Multinacional é condenada por morte de trabalhador contaminado por agrotóxicos
Gerlene Silva dos Santos escolhe as menores frutas quando vai ao mercado em Limoeiro do Norte, Ceará. Quanto mais imperfeita, melhor. Os abacaxis agigantados, desses que chamam a atenção dos outros clientes, lhe trazem a memória do “olhar amarelado” do marido. Foi o primeiro de uma série de sintomas que tiraram a vida dele um mês depois de ser internado no hospital universitário de Fortaleza, em novembro de 2008.
Segundo laudo médico, a causa da morte de Vanderlei Matos da Silva foi “hepatopatia grave de provável etiologia induzida por substâncias tóxicas”. Traduzindo: “doença do fígado gerada por substâncias químicas”, explica Ada Pontes Aguiar, médica da Universidade Federal do Ceará que participou das investigações sobre a morte.

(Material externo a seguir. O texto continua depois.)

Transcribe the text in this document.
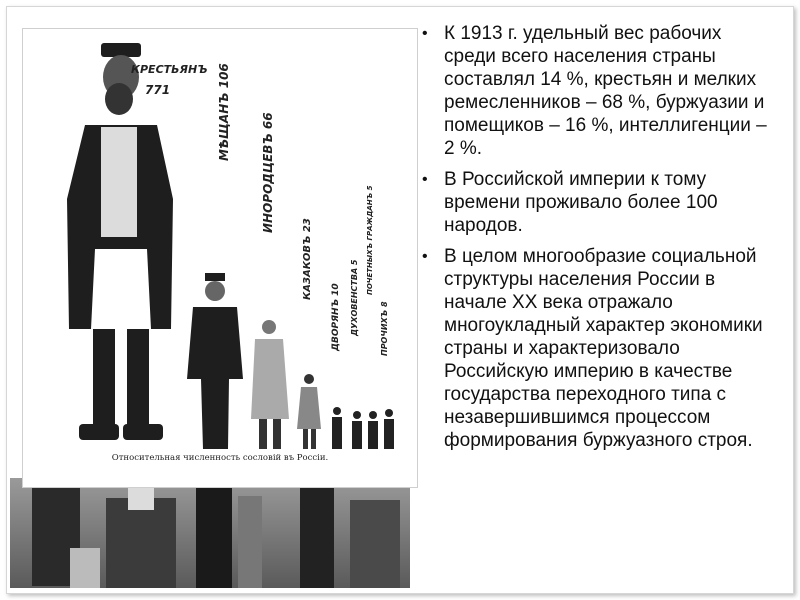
КРЕСТЬЯНЪ
771	МѢЩАНЪ 106
ИНОРОДЦЕВЪ 66
КАЗАКОВЪ 23
ДВОРЯНЪ 10 ДУХОВЕНСТВА 5
ПОЧЕТНЫХЪ ГРАЖДАНЪ 5
ПРОЧИХЪ 8
Относительная численность сословій въ Россіи.
• К 1913 г. удельный вес рабочих среди всего населения страны составлял 14 %, крестьян и мелких ремесленников – 68 %, буржуазии и помещиков – 16 %, интеллигенции – 2 %.
• В Российской империи к тому времени проживало более 100 народов.
• В целом многообразие социальной структуры населения России в начале XX века отражало многоукладный характер экономики страны и характеризовало Российскую империю в качестве государства переходного типа с незавершившимся процессом формирования буржуазного строя.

Vanderlei trabalhava com os agrotóxicos da multinacional norte-americana Del Monte Fresh Produce. A maior vendedora de abacaxis do mundo. Por mais de três anos, foi o responsável por estocar, pesar e transportar esses produtos dentro da fazenda da empresa, na região rural de Limoeiro do Norte, no Ceará.

Gerlene perdeu o marido há dez anos e ainda não recebeu indenização. Ele trabalhava com agrotóxicos dentro da multinacional Del Monte. Foto: Lunaé Parracho/ Repórter Brasil
Dez anos depois, Gerlene ainda se abala ao narrar os sintomas de falência do corpo do marido. Sua respiração fica curta, as mãos tremem. Seu filho, hoje com 11 anos, não esconde a ansiedade. Faz mímicas para a mãe encerrar a entrevista, reclama de dor de cabeça.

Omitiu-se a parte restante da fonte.